'Competição sonora'

Fonoaudióloga orienta sobre os cuidados com a voz durante o carnaval

Beber água e evitar comidas condimentadas podem preservar a saúde vocal

14:41 · 03.02.2018
Saúde da voz no carnaval
Em casos de rouquidão por mais de 15 dias, deve-se procurar ajuda profissional de médico ou fonoaudiólogo ( Foto: Divulgação )

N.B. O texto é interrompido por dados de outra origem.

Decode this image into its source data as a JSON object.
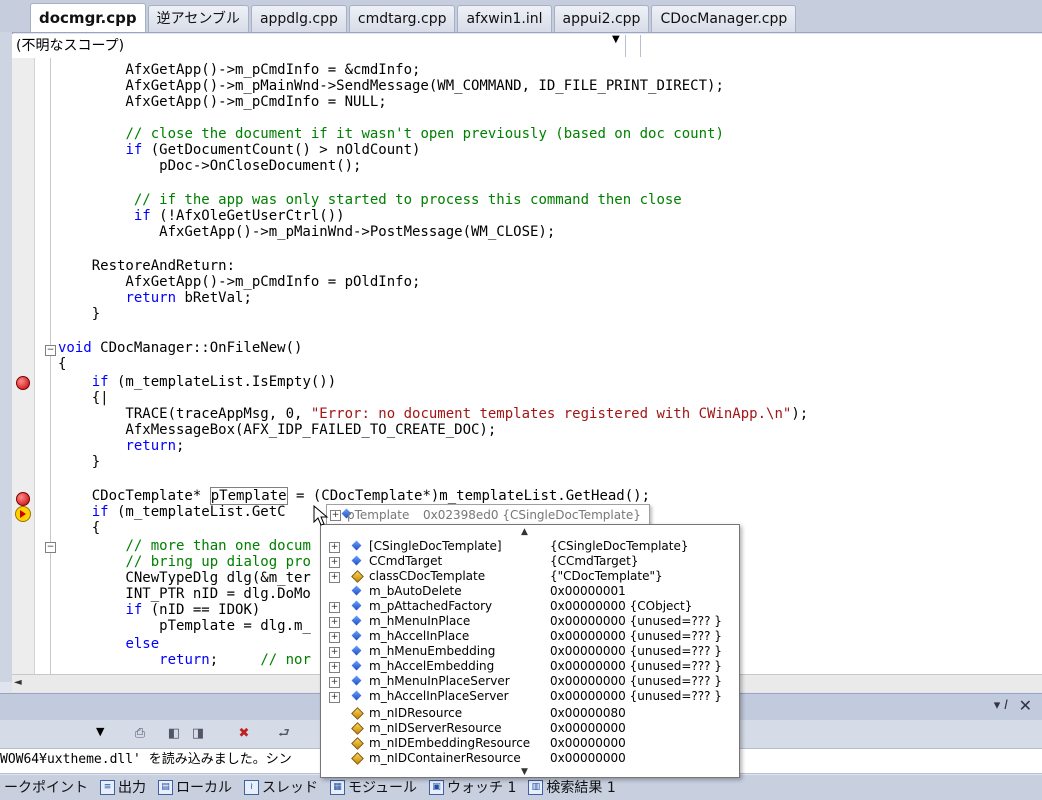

O carnaval, marcado pela diversidade de músicas e sons, pode ser prejudicial à saúde da voz. Nesse período, o folião acaba forçando as cordas vocais, já que para conversar na folia, na maioria das vezes, é preciso falar alguns tons acima. A fonoaudióloga Karine Pontes, professora de perícia vocal do Instituto de Desenvolvimento Educacional (IDE), alerta sobre a importância de ficar atento à saúde vocal durante a época festiva. 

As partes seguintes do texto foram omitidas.